Plastics in Antarctica – preliminary findings from the Antarctic Circumnavigation Expedition (ACE)
presenting: Peter Ryan (FitzPatrick Institute of African Ornithology, South Africa); authors: Peter Ryan (FitzPatrick Institute of African Ornithology, South Africa), Giuseppe Suaria (CNR-ISMAR), Vonica Perold (FitzPatrick Institute of African Ornithology), Jasmine Lee (Centre for Biodiversity Conservation Science), Stefano Aliani (CNR-ISMAR (Institute of Marine Sciences – Italian Research Council))
The Antarctic Circumnavigation Expedition (ACE) sampled micro, meso and macroplastic litter around Antarctica from December 2016 to March 2017. Only small numbers of microfibres were found in beach sediments from sub-Antarctic and Antarctic sites, and surface tows with a 200 micron neuston nets captured no mesoplastic items. Only 22 macrolitter items were observed south of the Subtropical Front in almost 15,000 km of transect counts, confirming that the Southern Ocean is the ocean least polluted by plastics globally. However, macro debris was found in two of the small number of seabed trawls, and apparently synthetic microfibres were detected in virtually all bulk water samples collected around Antarctica. Surprisingly, there was no marked gradient in these fibres as we approached continental source areas. Confirmation of the identity of these fibres is still pending, but if they prove to be plastic, they suggest that all the world’s surface waters apparently carry low concentrations of microfibre pollutants, at a density of ~0.1-1 fibres per litre.
Microplastic screening and plastic surface weathering characterization with optical microscopy and SEM/EDS
presenting: Zhong-Min Wang (Environmental Health Laboratory, United States); authors: Zhong-Min Wang (Environmental Health Laboratory, United States), Jeff Wanger (Environemtal Health Laboratory), Sutapa Ghosal (Environmental Health Laboratory), Stephen Wall (Environmental Health Laboratory)
This study aimed to 1) develop and optimize a rapid procedure for microplastic screening with optical microscopy and scanning electron microscopy with energy dispersive x-ray spectroscopy (SEM/EDS) suitable for fish guts and water samples, and 2) characterize plastic surface weathering using SEM/EDS. Microplastic particles from Atlantic and Pacific Ocean trawls, lab-fed fish guts, and ocean fish guts were characterized using both optical microscopy and SEM/EDS in terms of size, morphology, and chemistry. The analysis procedure is summarized as a flowchart as a practical reference for future studies. Optical microscopy yielded morphological classifications and size ranges of particles or fibers present in the sample, and also helped identify candidate plastic particles. SEM/EDS analysis was used to rule out non-plastic particles and further screen samples for potential microplastic, based on their elemental signatures and surface characteristics.
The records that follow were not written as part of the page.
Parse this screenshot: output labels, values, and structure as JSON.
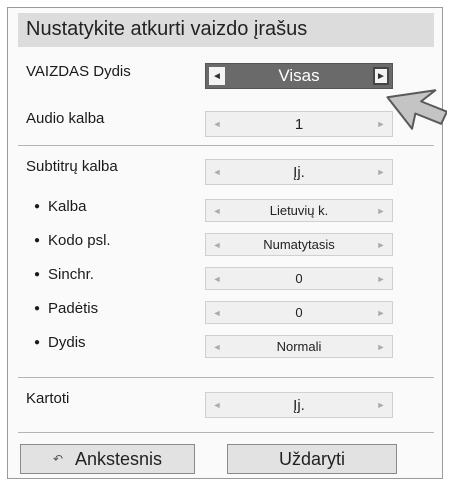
{
  "panel": {
    "title": "Nustatykite atkurti vaizdo įrašus"
  },
  "rows": {
    "vaizdas": {
      "label": "VAIZDAS Dydis",
      "value": "Visas"
    },
    "audio": {
      "label": "Audio kalba",
      "value": "1"
    },
    "subtitrai": {
      "label": "Subtitrų kalba",
      "value": "Įj."
    },
    "kalba": {
      "label": "Kalba",
      "value": "Lietuvių k."
    },
    "kodo": {
      "label": "Kodo psl.",
      "value": "Numatytasis"
    },
    "sinchr": {
      "label": "Sinchr.",
      "value": "0"
    },
    "padetis": {
      "label": "Padėtis",
      "value": "0"
    },
    "dydis": {
      "label": "Dydis",
      "value": "Normali"
    },
    "kartoti": {
      "label": "Kartoti",
      "value": "Įj."
    }
  },
  "arrows": {
    "left": "◄",
    "right": "►"
  },
  "buttons": {
    "back_label": "Ankstesnis",
    "back_icon": "back-arrow-icon",
    "back_icon_glyph": "↶",
    "close_label": "Uždaryti"
  },
  "colors": {
    "active_selector": "#6a6a6a",
    "title_bar": "#dcdcdc"
  },
  "icons": {
    "cursor": "pointer-arrow-icon"
  }
}
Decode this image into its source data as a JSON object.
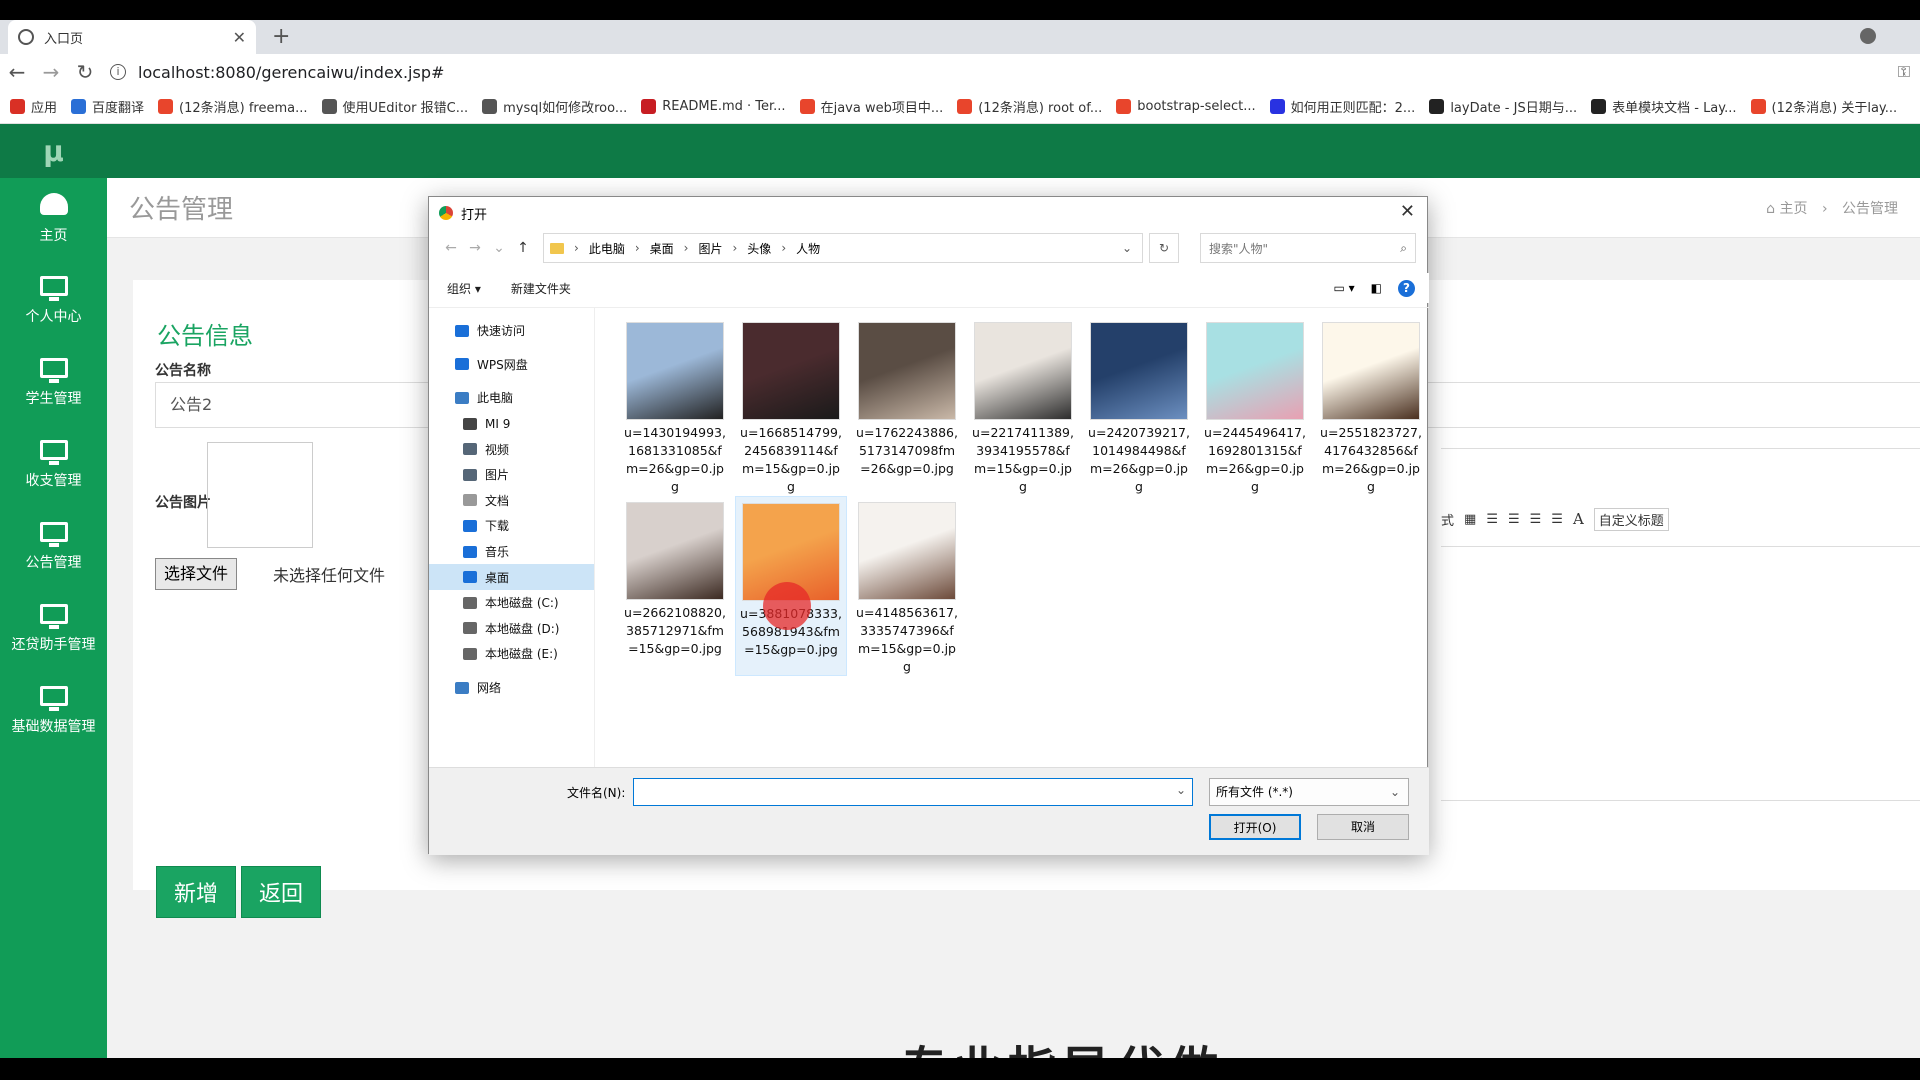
{
  "browser": {
    "tab_title": "入口页",
    "url": "localhost:8080/gerencaiwu/index.jsp#",
    "bookmarks": [
      {
        "label": "应用",
        "color": "#d93025"
      },
      {
        "label": "百度翻译",
        "color": "#2a6fd6"
      },
      {
        "label": "(12条消息) freema...",
        "color": "#e8452c"
      },
      {
        "label": "使用UEditor 报错C...",
        "color": "#555555"
      },
      {
        "label": "mysql如何修改roo...",
        "color": "#555555"
      },
      {
        "label": "README.md · Ter...",
        "color": "#c71d23"
      },
      {
        "label": "在java web项目中...",
        "color": "#e8452c"
      },
      {
        "label": "(12条消息) root of...",
        "color": "#e8452c"
      },
      {
        "label": "bootstrap-select...",
        "color": "#e8452c"
      },
      {
        "label": "如何用正则匹配：2...",
        "color": "#2932e1"
      },
      {
        "label": "layDate - JS日期与...",
        "color": "#222222"
      },
      {
        "label": "表单模块文档 - Lay...",
        "color": "#222222"
      },
      {
        "label": "(12条消息) 关于lay...",
        "color": "#e8452c"
      }
    ]
  },
  "sidebar": {
    "logo": "μ",
    "items": [
      {
        "label": "主页"
      },
      {
        "label": "个人中心"
      },
      {
        "label": "学生管理"
      },
      {
        "label": "收支管理"
      },
      {
        "label": "公告管理"
      },
      {
        "label": "还贷助手管理"
      },
      {
        "label": "基础数据管理"
      }
    ]
  },
  "page": {
    "title": "公告管理",
    "breadcrumb_home": "主页",
    "breadcrumb_current": "公告管理",
    "panel_title": "公告信息",
    "name_label": "公告名称",
    "name_value": "公告2",
    "image_label": "公告图片",
    "file_button": "选择文件",
    "file_status": "未选择任何文件",
    "editor_tools": [
      "式",
      "A",
      "自定义标题"
    ],
    "add_button": "新增",
    "back_button": "返回"
  },
  "dialog": {
    "title": "打开",
    "path": [
      "此电脑",
      "桌面",
      "图片",
      "头像",
      "人物"
    ],
    "search_placeholder": "搜索\"人物\"",
    "organize": "组织 ▾",
    "new_folder": "新建文件夹",
    "help": "?",
    "nav": [
      {
        "label": "快速访问",
        "color": "#1a6fd8"
      },
      {
        "label": "WPS网盘",
        "color": "#1a6fd8"
      },
      {
        "label": "此电脑",
        "color": "#3b7dc4"
      },
      {
        "label": "MI 9",
        "color": "#444444"
      },
      {
        "label": "视频",
        "color": "#556677"
      },
      {
        "label": "图片",
        "color": "#556677"
      },
      {
        "label": "文档",
        "color": "#999999"
      },
      {
        "label": "下载",
        "color": "#1a6fd8"
      },
      {
        "label": "音乐",
        "color": "#1a6fd8"
      },
      {
        "label": "桌面",
        "color": "#1a6fd8"
      },
      {
        "label": "本地磁盘 (C:)",
        "color": "#666666"
      },
      {
        "label": "本地磁盘 (D:)",
        "color": "#666666"
      },
      {
        "label": "本地磁盘 (E:)",
        "color": "#666666"
      },
      {
        "label": "网络",
        "color": "#3b7dc4"
      }
    ],
    "files": [
      {
        "l1": "u=1430194993,",
        "l2": "1681331085&f",
        "l3": "m=26&gp=0.jp",
        "l4": "g",
        "c1": "#9cb8d8",
        "c2": "#222222"
      },
      {
        "l1": "u=1668514799,",
        "l2": "2456839114&f",
        "l3": "m=15&gp=0.jp",
        "l4": "g",
        "c1": "#4a2b2e",
        "c2": "#1a1a1a"
      },
      {
        "l1": "u=1762243886,",
        "l2": "5173147098fm",
        "l3": "=26&gp=0.jpg",
        "l4": "",
        "c1": "#5a4d44",
        "c2": "#c9b8a8"
      },
      {
        "l1": "u=2217411389,",
        "l2": "3934195578&f",
        "l3": "m=15&gp=0.jp",
        "l4": "g",
        "c1": "#e9e4de",
        "c2": "#2d2d2d"
      },
      {
        "l1": "u=2420739217,",
        "l2": "1014984498&f",
        "l3": "m=26&gp=0.jp",
        "l4": "g",
        "c1": "#24406a",
        "c2": "#6c8fc0"
      },
      {
        "l1": "u=2445496417,",
        "l2": "1692801315&f",
        "l3": "m=26&gp=0.jp",
        "l4": "g",
        "c1": "#a8e0e3",
        "c2": "#e8a0b2"
      },
      {
        "l1": "u=2551823727,",
        "l2": "4176432856&f",
        "l3": "m=26&gp=0.jp",
        "l4": "g",
        "c1": "#fdf7ea",
        "c2": "#4a3020"
      },
      {
        "l1": "u=2662108820,",
        "l2": "385712971&fm",
        "l3": "=15&gp=0.jpg",
        "l4": "",
        "c1": "#d8d0cc",
        "c2": "#3c2a22"
      },
      {
        "l1": "u=3881078333,",
        "l2": "568981943&fm",
        "l3": "=15&gp=0.jpg",
        "l4": "",
        "c1": "#f4a34c",
        "c2": "#e8602a"
      },
      {
        "l1": "u=4148563617,",
        "l2": "3335747396&f",
        "l3": "m=15&gp=0.jp",
        "l4": "g",
        "c1": "#f5f2ee",
        "c2": "#6c4a3a"
      }
    ],
    "filename_label": "文件名(N):",
    "filename_value": "",
    "filetype": "所有文件 (*.*)",
    "open_button": "打开(O)",
    "cancel_button": "取消"
  },
  "caption": "专业指导代做"
}
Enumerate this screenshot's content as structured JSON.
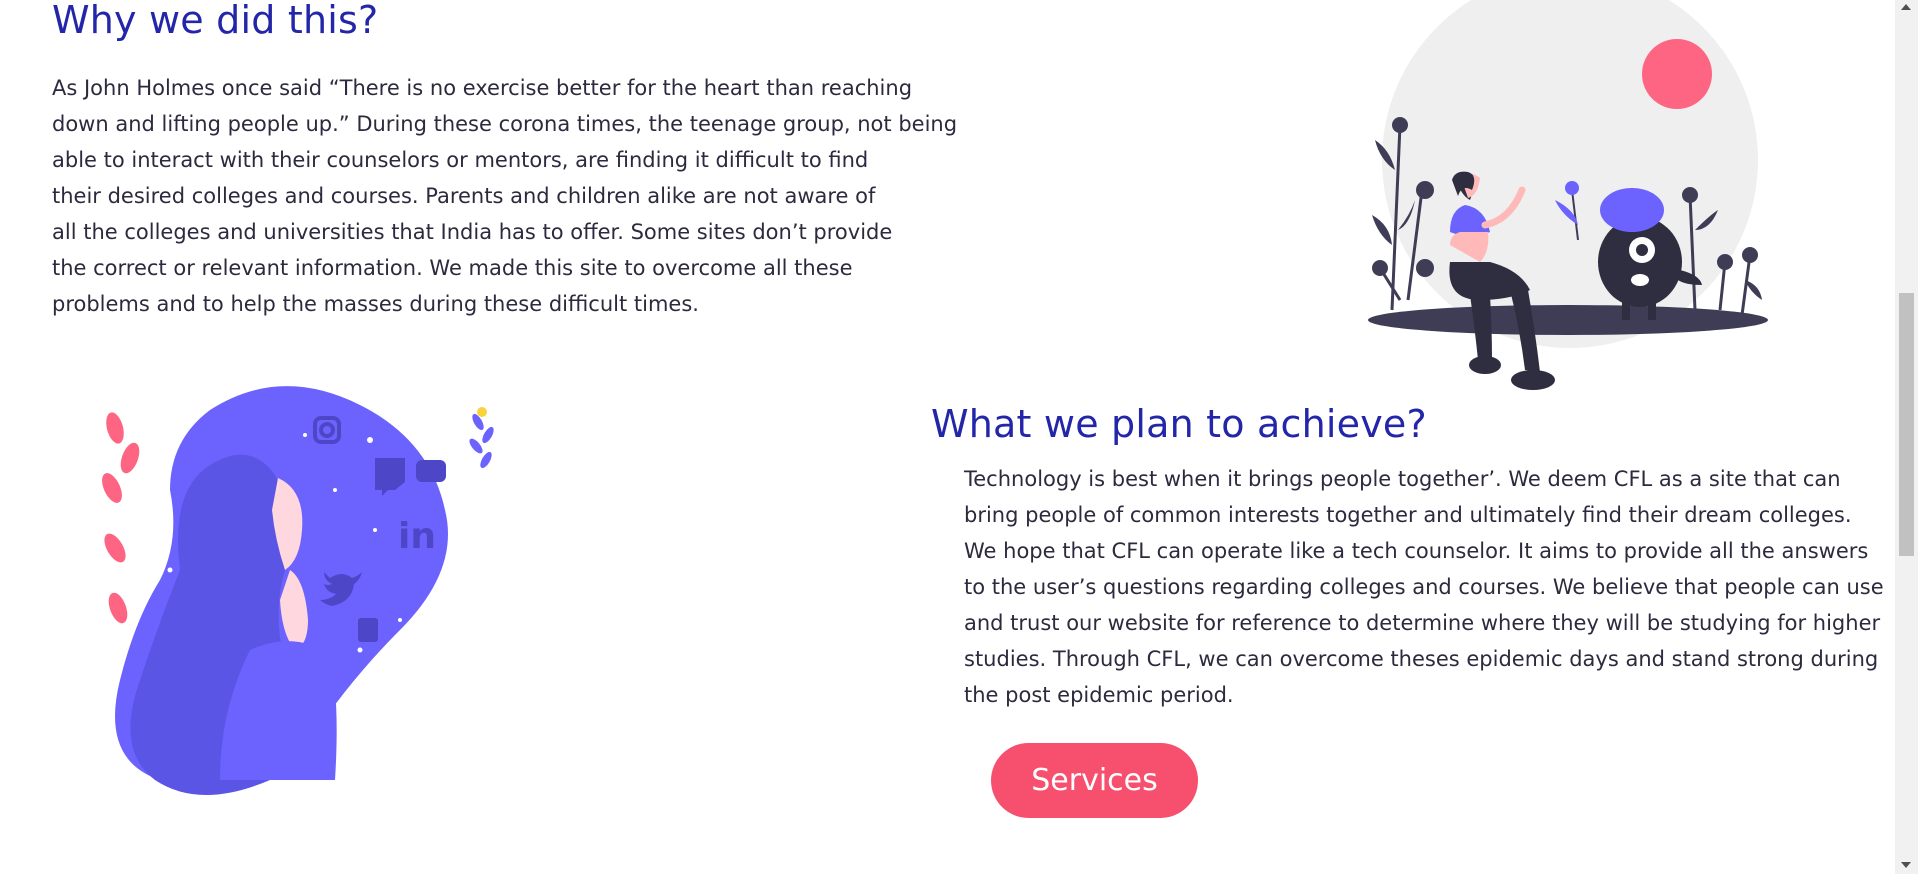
{
  "why": {
    "heading": "Why we did this?",
    "lines": [
      "As John Holmes once said “There is no exercise better for the heart than reaching",
      "down and lifting people up.” During these corona times, the teenage group, not being",
      "able to interact with their counselors or mentors, are finding it difficult to find",
      "their desired colleges and courses. Parents and children alike are not aware of",
      "all the colleges and universities that India has to offer. Some sites don’t provide",
      "the correct or relevant information. We made this site to overcome all these",
      "problems and to help the masses during these difficult times."
    ]
  },
  "plan": {
    "heading": "What we plan to achieve?",
    "lines": [
      "Technology is best when it brings people together’. We deem CFL as a site that can",
      "bring people of common interests together and ultimately find their dream colleges.",
      "We hope that CFL can operate like a tech counselor. It aims to provide all the answers",
      "to the user’s questions regarding colleges and courses. We believe that people can use",
      "and trust our website for reference to determine where they will be studying for higher",
      "studies. Through CFL, we can overcome theses epidemic days and stand strong during",
      "the post epidemic period."
    ],
    "button_label": "Services"
  },
  "colors": {
    "heading": "#2326a8",
    "body_text": "#2d2a3e",
    "accent_pink": "#f7506f",
    "illustration_purple": "#6c63ff",
    "illustration_dark": "#2f2e41"
  },
  "icons": {
    "top_illustration": "person-with-creature-illustration",
    "bottom_illustration": "woman-social-media-illustration"
  }
}
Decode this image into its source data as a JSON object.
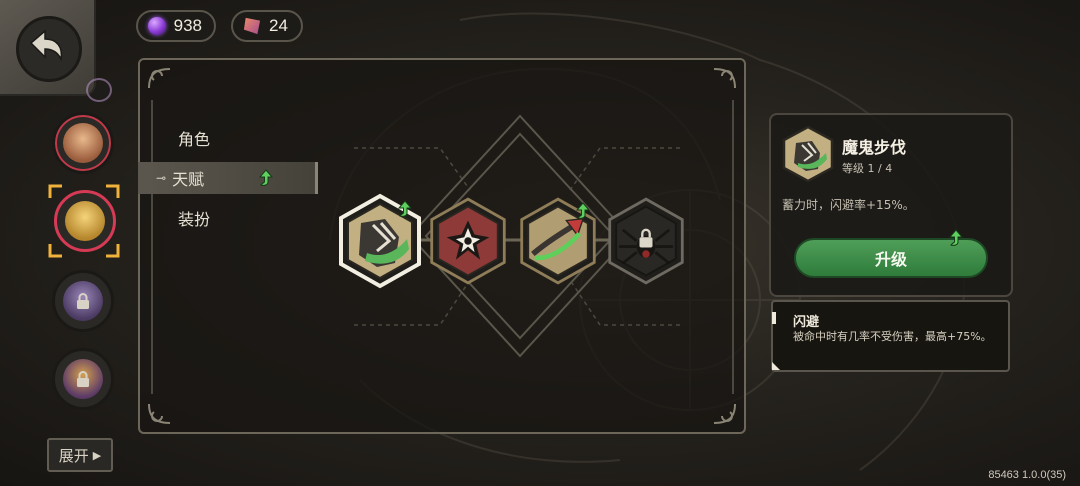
{
  "currencies": [
    {
      "icon": "purple-orb-icon",
      "value": "938"
    },
    {
      "icon": "crystal-shard-icon",
      "value": "24"
    }
  ],
  "tabs": [
    {
      "label": "角色",
      "active": false
    },
    {
      "label": "天赋",
      "active": true
    },
    {
      "label": "装扮",
      "active": false
    }
  ],
  "sidebar": {
    "expand_label": "展开",
    "characters": [
      {
        "name": "character-1",
        "locked": false
      },
      {
        "name": "character-2",
        "locked": false,
        "selected": true
      },
      {
        "name": "character-3",
        "locked": true
      },
      {
        "name": "character-4",
        "locked": true
      }
    ]
  },
  "talents": [
    {
      "icon": "claw-boot-icon",
      "upgradable": true,
      "selected": true
    },
    {
      "icon": "shuriken-icon",
      "upgradable": false
    },
    {
      "icon": "green-arrow-icon",
      "upgradable": true
    },
    {
      "icon": "spider-icon",
      "locked": true
    }
  ],
  "detail": {
    "title": "魔鬼步伐",
    "level": "等级 1 / 4",
    "description": "蓄力时，闪避率+15%。",
    "upgrade_label": "升级"
  },
  "tooltip": {
    "title": "闪避",
    "body": "被命中时有几率不受伤害，最高+75%。"
  },
  "version": "85463 1.0.0(35)",
  "colors": {
    "accent_green": "#4f9e58",
    "frame": "#6d675a",
    "highlight": "#e0b03a"
  }
}
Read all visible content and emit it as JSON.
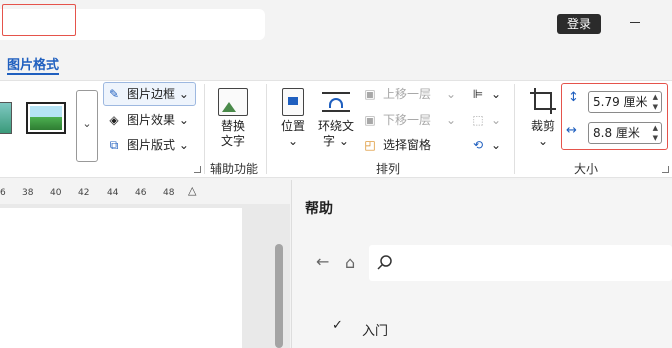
{
  "window": {
    "login_label": "登录"
  },
  "tabs": {
    "active_label": "图片格式"
  },
  "ribbon": {
    "picture_styles": {
      "border_label": "图片边框",
      "effects_label": "图片效果",
      "layout_label": "图片版式"
    },
    "accessibility": {
      "alt_text_line1": "替换",
      "alt_text_line2": "文字",
      "group_label": "辅助功能"
    },
    "arrange": {
      "position_label": "位置",
      "wrap_text_line1": "环绕文",
      "wrap_text_line2": "字",
      "bring_forward_label": "上移一层",
      "send_backward_label": "下移一层",
      "selection_pane_label": "选择窗格",
      "group_label": "排列"
    },
    "size": {
      "crop_label": "裁剪",
      "height_value": "5.79 厘米",
      "width_value": "8.8 厘米",
      "group_label": "大小"
    }
  },
  "ruler": {
    "ticks": [
      "6",
      "38",
      "40",
      "42",
      "44",
      "46",
      "48"
    ]
  },
  "help_pane": {
    "title": "帮助",
    "items": [
      {
        "label": "入门",
        "checked": true
      }
    ]
  },
  "colors": {
    "accent": "#1f5fbf",
    "highlight_border": "#e5534b"
  },
  "icons": [
    "search-icon",
    "minimize-icon",
    "picture-border-icon",
    "picture-effects-icon",
    "picture-layout-icon",
    "alt-text-icon",
    "position-icon",
    "wrap-text-icon",
    "bring-forward-icon",
    "send-backward-icon",
    "selection-pane-icon",
    "align-icon",
    "group-icon",
    "rotate-icon",
    "crop-icon",
    "height-icon",
    "width-icon",
    "back-arrow-icon",
    "home-icon",
    "checkmark-icon"
  ]
}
Likely chlorinated plastics such as polyvinyl chloride (PVC) were identified with SEM/EDS due to their unique, elemental chlorine signatures, as were mineral species, often falsely identified as plastics by optical microscopy. Particle morphology determined by optical microscopy and SEM suggests the ocean fish ingested particles contained both degradation fragments from larger plastic pieces and also manufactured microplastics. SEM/EDS revealed unique insights into plastic degradation, likely weathering mechanisms, and environmental fate via high resolution imaging of characteristic cracks on the plastic surface. The ocean fish and trawl SEM results were consistent with their known environmental exposures, and revealed pigment particles consistent with manufactured materials.
The Arctic deep sea – a sink for microplastic ?
presenting: Melanie Bergmann (Alfred Wegener Institute Helmholtz Centre for Polar and Marine Research, Germany); authors: Melanie Bergmann (Alfred Wegener Institute Helmholtz Centre for Polar and Marine Research, Germany), Vanessa Wirzberger, Mine B. Tekman, Thomas Krumpen, Claudia Lorenz, Sebastian Primpke, Gunnar Gerdts
Some 99 % of plastic debris projected to enter our oceans has not been captured by current global litter estimates based on empirical data. It has been speculated that a large fraction of plastic debris evades our detection through fragmentation into small particle sizes, uptake by biota and accumulation in remote environments such as the deep ocean floor, which covers 60 % of the Earth.
Here, we analysed nine sediment samples taken at the HAUSGARTEN observatory in the Arctic at 2,340 – 5,570 m depths by Attenuated Total Reflection FTIR and µFTIR spectroscopy. Our results indicate the widespread occurrence of high numbers of microplastics (MP) in Arctic deep-sea sediments (44 – 3,463 MP L-1). The northernmost two stations harboured the highest MP quantities, indicating the importance of sea ice. A positive correlation between MP and chlorophyll a suggests vertical export via incorporation in sinking (ice-) algal aggregates. Overall, 18 different polymer types were detected dominated by chlorinated polyethylene (38 %), polyamide (22 %) and polypropylene (16 %). Almost 80 % of the MPs were ≤ 25µm. Many previous studies did not capture this size, which may partly explain why the MP concentrations are amongst the highest recorded from benthic sediments so far. MP quantities on the seafloor are 2 – 3 magnitudes higher than at the sea surface (Tekman et al.) indicating that the deep Arctic seafloor is a major sink for MP. This highlights the need to incorporate data from the deep sea into global litter estimates if we want to tackle the question ‘Where is all the plastic?’.